You can start with being honest with yourself about what are some things you could do that you know could help you. Maybe it starts with having quick go-to meals you can microwave, a phrase that gives you better perspective, or an activity.
I ask myself if there’s any shred of truth in the BS my mind spews at me. Usually there isn’t but it’s not uncommon if there might be some underlying truths you’ve been scared to face.
Lastly, I look at my life in general. I assess if there’s anything bothering me in major pillars of my life whether it’s romantically or financially. You can’t solve things by burying them under superficial layers of positivity.
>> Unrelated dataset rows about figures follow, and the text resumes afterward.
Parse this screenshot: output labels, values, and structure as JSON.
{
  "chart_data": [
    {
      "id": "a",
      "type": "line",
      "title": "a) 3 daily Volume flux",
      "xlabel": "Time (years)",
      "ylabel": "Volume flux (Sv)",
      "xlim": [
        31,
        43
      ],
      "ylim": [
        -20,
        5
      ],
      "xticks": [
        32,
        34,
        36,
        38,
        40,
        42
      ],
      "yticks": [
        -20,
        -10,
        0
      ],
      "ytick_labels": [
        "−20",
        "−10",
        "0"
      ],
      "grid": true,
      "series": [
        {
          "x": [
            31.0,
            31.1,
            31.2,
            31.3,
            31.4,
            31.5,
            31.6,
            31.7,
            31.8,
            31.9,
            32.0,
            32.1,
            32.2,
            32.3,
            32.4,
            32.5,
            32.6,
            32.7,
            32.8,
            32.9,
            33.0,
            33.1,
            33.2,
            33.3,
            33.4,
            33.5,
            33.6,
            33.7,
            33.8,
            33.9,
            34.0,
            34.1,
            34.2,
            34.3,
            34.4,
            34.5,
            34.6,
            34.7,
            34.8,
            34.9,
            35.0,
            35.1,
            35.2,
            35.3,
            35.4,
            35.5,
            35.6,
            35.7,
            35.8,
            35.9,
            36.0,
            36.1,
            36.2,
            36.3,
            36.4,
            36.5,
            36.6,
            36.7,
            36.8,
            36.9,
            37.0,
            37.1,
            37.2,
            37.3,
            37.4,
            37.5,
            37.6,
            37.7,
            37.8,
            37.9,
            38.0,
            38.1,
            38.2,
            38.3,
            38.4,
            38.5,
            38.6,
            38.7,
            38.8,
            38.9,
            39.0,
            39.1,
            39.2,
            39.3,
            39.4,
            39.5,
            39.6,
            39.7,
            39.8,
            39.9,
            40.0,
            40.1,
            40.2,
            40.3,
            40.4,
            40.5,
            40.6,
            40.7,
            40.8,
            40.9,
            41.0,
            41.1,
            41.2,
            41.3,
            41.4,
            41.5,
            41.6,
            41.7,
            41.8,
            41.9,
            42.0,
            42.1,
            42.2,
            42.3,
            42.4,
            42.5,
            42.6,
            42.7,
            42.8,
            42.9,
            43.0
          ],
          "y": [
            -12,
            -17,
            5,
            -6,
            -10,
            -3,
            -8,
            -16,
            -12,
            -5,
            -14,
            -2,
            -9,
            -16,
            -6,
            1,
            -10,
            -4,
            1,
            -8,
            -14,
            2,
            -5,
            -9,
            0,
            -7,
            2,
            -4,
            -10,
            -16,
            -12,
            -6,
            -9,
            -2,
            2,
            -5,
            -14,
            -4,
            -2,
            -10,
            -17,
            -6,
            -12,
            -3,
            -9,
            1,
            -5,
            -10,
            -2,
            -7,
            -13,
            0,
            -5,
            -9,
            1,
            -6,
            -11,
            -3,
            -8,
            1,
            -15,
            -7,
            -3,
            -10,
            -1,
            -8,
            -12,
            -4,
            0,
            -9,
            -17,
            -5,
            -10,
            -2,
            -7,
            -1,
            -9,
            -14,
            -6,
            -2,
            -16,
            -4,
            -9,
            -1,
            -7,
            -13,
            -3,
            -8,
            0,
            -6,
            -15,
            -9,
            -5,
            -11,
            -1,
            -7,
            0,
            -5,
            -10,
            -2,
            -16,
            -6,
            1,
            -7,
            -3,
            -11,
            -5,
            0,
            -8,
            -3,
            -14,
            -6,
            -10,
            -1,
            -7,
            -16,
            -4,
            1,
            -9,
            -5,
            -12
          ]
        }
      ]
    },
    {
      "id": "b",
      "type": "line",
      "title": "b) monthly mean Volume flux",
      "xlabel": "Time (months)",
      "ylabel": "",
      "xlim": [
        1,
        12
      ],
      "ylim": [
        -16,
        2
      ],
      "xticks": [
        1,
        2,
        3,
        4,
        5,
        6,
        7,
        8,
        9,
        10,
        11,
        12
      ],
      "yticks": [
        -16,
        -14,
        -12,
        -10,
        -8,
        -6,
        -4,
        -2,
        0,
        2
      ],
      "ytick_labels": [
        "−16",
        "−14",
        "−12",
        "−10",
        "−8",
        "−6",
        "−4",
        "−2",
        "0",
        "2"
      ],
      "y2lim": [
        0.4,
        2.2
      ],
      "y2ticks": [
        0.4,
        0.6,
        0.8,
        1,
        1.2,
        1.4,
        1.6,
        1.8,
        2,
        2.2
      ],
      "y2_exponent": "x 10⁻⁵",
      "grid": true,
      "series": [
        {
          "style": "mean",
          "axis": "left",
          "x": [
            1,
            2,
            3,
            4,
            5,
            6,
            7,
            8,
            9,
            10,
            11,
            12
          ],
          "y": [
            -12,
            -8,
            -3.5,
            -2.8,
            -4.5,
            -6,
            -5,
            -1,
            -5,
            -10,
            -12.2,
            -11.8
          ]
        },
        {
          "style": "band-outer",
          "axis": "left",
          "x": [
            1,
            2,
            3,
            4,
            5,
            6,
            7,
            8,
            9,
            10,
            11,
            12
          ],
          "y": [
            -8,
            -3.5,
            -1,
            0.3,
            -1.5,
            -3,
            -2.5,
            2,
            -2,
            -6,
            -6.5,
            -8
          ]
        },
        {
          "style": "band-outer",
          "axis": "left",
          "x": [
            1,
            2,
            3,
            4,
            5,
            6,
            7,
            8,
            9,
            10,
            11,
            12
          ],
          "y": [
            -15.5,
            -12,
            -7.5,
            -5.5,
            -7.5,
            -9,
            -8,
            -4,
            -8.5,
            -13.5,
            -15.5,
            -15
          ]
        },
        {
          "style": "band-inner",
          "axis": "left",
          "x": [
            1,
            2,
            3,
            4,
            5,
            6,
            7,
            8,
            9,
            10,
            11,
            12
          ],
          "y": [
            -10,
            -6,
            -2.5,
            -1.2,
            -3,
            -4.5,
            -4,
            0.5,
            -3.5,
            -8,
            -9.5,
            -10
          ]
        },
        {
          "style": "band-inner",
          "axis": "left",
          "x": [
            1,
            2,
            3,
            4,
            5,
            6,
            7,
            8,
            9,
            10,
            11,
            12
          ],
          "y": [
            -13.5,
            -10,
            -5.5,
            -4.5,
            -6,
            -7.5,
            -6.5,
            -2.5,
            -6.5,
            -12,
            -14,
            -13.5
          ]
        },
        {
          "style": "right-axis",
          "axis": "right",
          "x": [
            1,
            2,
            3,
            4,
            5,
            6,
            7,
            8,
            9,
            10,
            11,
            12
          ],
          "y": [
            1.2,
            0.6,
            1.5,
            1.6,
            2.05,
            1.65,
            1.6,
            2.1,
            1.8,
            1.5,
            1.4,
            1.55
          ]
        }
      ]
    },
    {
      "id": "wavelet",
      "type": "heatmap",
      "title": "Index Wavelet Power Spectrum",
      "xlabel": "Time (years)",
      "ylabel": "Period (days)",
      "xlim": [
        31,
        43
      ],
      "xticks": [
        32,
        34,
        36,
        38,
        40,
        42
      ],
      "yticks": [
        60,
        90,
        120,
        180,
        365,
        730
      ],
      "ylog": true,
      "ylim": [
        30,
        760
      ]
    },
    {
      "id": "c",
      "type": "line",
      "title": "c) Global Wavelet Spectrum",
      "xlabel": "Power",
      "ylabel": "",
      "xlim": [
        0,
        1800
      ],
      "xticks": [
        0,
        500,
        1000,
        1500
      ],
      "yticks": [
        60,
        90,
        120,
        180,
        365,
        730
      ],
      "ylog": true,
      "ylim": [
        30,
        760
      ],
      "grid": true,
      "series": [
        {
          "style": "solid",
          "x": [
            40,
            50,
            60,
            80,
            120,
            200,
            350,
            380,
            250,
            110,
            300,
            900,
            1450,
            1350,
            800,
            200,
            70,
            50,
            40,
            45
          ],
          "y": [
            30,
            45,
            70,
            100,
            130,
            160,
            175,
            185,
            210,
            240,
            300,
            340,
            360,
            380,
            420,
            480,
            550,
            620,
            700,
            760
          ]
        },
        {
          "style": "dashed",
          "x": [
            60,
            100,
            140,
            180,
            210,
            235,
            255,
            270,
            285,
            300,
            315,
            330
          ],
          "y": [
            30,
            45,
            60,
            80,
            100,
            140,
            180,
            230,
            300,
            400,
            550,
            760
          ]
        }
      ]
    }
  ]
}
The changes you want come from facing the nasty, scary, and challenging bits you might be tucking away or procrastinating on.
Remember my Bertha? She gets angry & difficult because she needs attention and she’s not getting enough of it.
When you’re depressed it’s so easy to believe you can’t do anything about it, but you can. It’s not easy but it’s doable. You wont see and feel change if you continue to repeat the same motions hoping that one day things will shift all on their own.
There’s many things that need to change and it’s not about playing the blame game. The workforce needs to become more mindful about it’s employees but we also have to take a stand and speak up because change doesn’t happen unless you do something about it.